Thursday, July 22, 2010

The Great Outdoors


In a far far away land (we're talking no electricity and no neighbors for miles-except maybe the creepy backwoodsman who lives off the land, abducts his wives and has no idea that his lumberjack apparel went in and out of vogue) called Snedeker Basin I stayed in a "rustic" little cabin for two days. By rustic I mean four bunk beds, two queen sized beds in two rooms, a stove and little table for sorting out deer parts and playing cards while drinking whiskey sort of outpost. The hunting cabin looks like it was dropped by a crane in the middle of the Snedeker Basin hilltop with no visible roads to connect it to anything but the 6,500 foot hills around it.

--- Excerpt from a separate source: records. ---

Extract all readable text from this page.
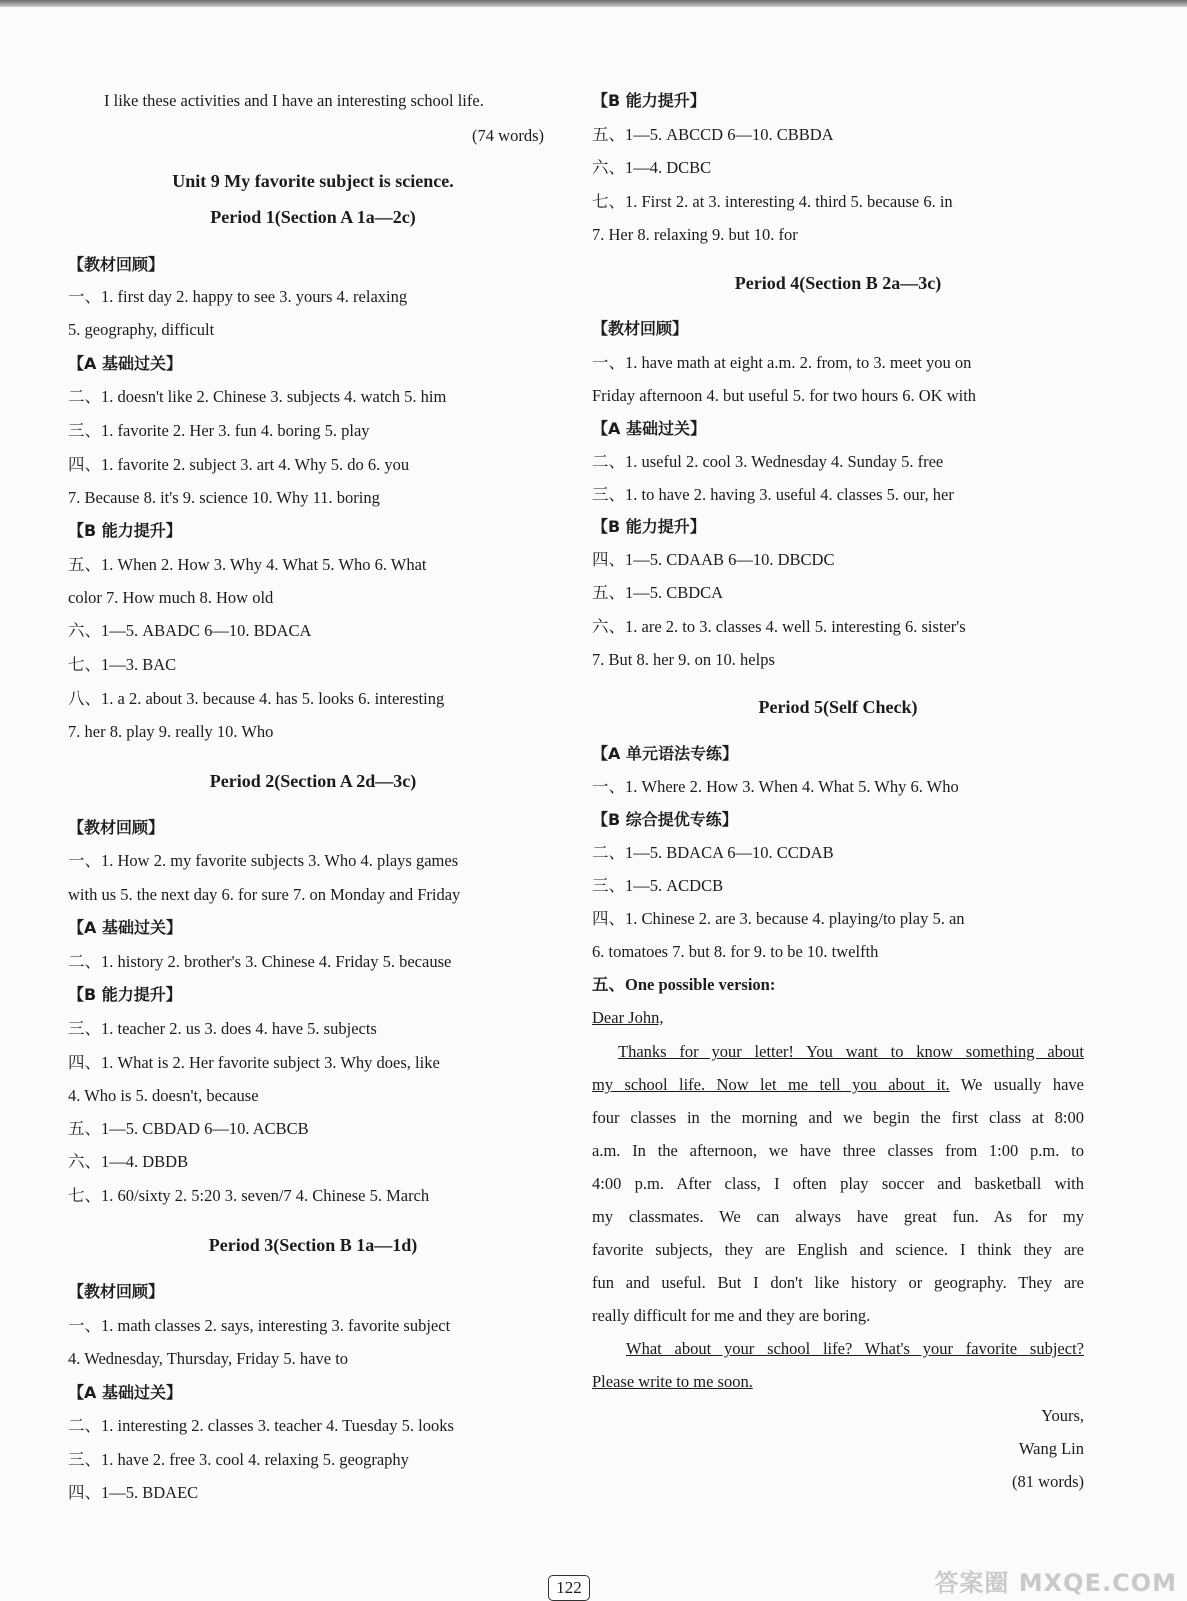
I like these activities and I have an interesting school life.
(74 words)
Unit 9 My favorite subject is science.
Period 1(Section A 1a—2c)
【教材回顾】
一、1. first day 2. happy to see 3. yours 4. relaxing
5. geography, difficult
【A 基础过关】
二、1. doesn't like 2. Chinese 3. subjects 4. watch 5. him
三、1. favorite 2. Her 3. fun 4. boring 5. play
四、1. favorite 2. subject 3. art 4. Why 5. do 6. you
7. Because 8. it's 9. science 10. Why 11. boring
【B 能力提升】
五、1. When 2. How 3. Why 4. What 5. Who 6. What
color 7. How much 8. How old
六、1—5. ABADC 6—10. BDACA
七、1—3. BAC
八、1. a 2. about 3. because 4. has 5. looks 6. interesting
7. her 8. play 9. really 10. Who
Period 2(Section A 2d—3c)
【教材回顾】
一、1. How 2. my favorite subjects 3. Who 4. plays games
with us 5. the next day 6. for sure 7. on Monday and Friday
【A 基础过关】
二、1. history 2. brother's 3. Chinese 4. Friday 5. because
【B 能力提升】
三、1. teacher 2. us 3. does 4. have 5. subjects
四、1. What is 2. Her favorite subject 3. Why does, like
4. Who is 5. doesn't, because
五、1—5. CBDAD 6—10. ACBCB
六、1—4. DBDB
七、1. 60/sixty 2. 5:20 3. seven/7 4. Chinese 5. March
Period 3(Section B 1a—1d)
【教材回顾】
一、1. math classes 2. says, interesting 3. favorite subject
4. Wednesday, Thursday, Friday 5. have to
【A 基础过关】
二、1. interesting 2. classes 3. teacher 4. Tuesday 5. looks
三、1. have 2. free 3. cool 4. relaxing 5. geography
四、1—5. BDAEC
【B 能力提升】
五、1—5. ABCCD 6—10. CBBDA
六、1—4. DCBC
七、1. First 2. at 3. interesting 4. third 5. because 6. in
7. Her 8. relaxing 9. but 10. for
Period 4(Section B 2a—3c)
【教材回顾】
一、1. have math at eight a.m. 2. from, to 3. meet you on
Friday afternoon 4. but useful 5. for two hours 6. OK with
【A 基础过关】
二、1. useful 2. cool 3. Wednesday 4. Sunday 5. free
三、1. to have 2. having 3. useful 4. classes 5. our, her
【B 能力提升】
四、1—5. CDAAB 6—10. DBCDC
五、1—5. CBDCA
六、1. are 2. to 3. classes 4. well 5. interesting 6. sister's
7. But 8. her 9. on 10. helps
Period 5(Self Check)
【A 单元语法专练】
一、1. Where 2. How 3. When 4. What 5. Why 6. Who
【B 综合提优专练】
二、1—5. BDACA 6—10. CCDAB
三、1—5. ACDCB
四、1. Chinese 2. are 3. because 4. playing/to play 5. an
6. tomatoes 7. but 8. for 9. to be 10. twelfth
五、One possible version:
Dear John,
Thanks for your letter! You want to know something about
my school life. Now let me tell you about it. We usually have
four classes in the morning and we begin the first class at 8:00
a.m. In the afternoon, we have three classes from 1:00 p.m. to
4:00 p.m. After class, I often play soccer and basketball with
my classmates. We can always have great fun. As for my
favorite subjects, they are English and science. I think they are
fun and useful. But I don't like history or geography. They are
really difficult for me and they are boring.
What about your school life? What's your favorite subject?
Please write to me soon.
Yours,
Wang Lin
(81 words)
122	答案圈 MXQE.COM
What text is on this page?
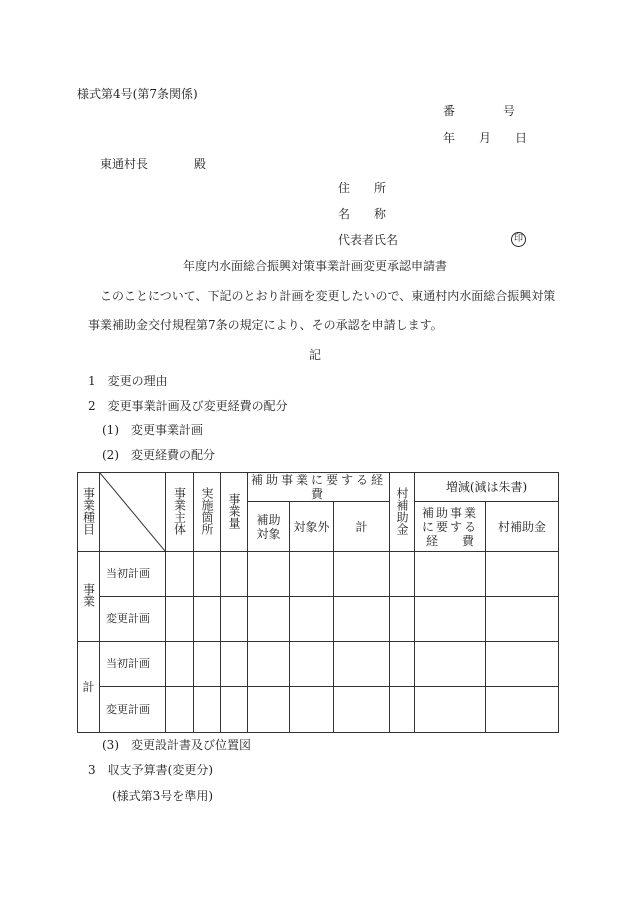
様式第4号(第7条関係)
番　　　　号
年　　月　　日
東通村長	殿
住　　所
名　　称
代表者氏名	印
年度内水面総合振興対策事業計画変更承認申請書
このことについて、下記のとおり計画を変更したいので、東通村内水面総合振興対策
事業補助金交付規程第7条の規定により、その承認を申請します。
記
1　変更の理由
2　変更事業計画及び変更経費の配分
(1)　変更事業計画
(2)　変更経費の配分
事業種目		事業主体	実施箇所	事業量	補助事業に要する経費			村補助金	増減(減は朱書)	
					補助対象	対象外	計		補助事業
に要する
経　　費	村補助金
事業	当初計画									
	変更計画									
計	当初計画									
	変更計画									
(3)　変更設計書及び位置図
3　収支予算書(変更分)
(様式第3号を準用)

My cabin-ing companion, Fred, says the Blackfeet Indians hunted the hills for thousands of years, monitoring the migration of buffalo by burning the grass in certain patterns. Thinking about chasing buffalo, antelope, elk, deer in the bitter Montana winters to survive affirms my staunch belief that God knew exactly what he was doing when he plunked me down on earth in 1986. I would be the whiniest Indian in the tribe- eventually getting exiled to an enemy tribe (who hopefully can gather berries in a warmer state:)
Now, it's not that I don't enjoy the great outdoors, especially growing up in the treasure state. But with allergies that flare up when I even think about animals, agriculture, flowers, penicillin and socks with sandals, my joy is diminished. Then there's my irrational fear that I'll get out of cell service, in, say, almost anywhere in Montana, have a reaction to basically any flora from the car to the cabin door and die. While I've lived a good 23 years, I'm not ready to die before I find somewhere to don my light denim shirt and polka dot skirt.
So, with trepidation I approached my stay at Snedeker Basin. But...turns out, it was incredible! I saw hillsides covered in lavender, mullan, snaking creeks, grazing cows, singing sparrows. On the second night at sunset I approached a herd of 200 elk and sat 50 yards from them, silently trying to communicate just hold blessed I felt to sit in their presence. The barking of an elk is something I've never heard, the stampeding of antelope traveling 35 m.p.h. is something graceful and breathtaking. And while I itched my eyes, cursed my constricted lungs and contemplated reading my Glamour magazine in the car with the a/c cranking, I paused long enough to see the extraordinary setting enveloping me.
I am so proud to be a Montanan-- even in allergy season.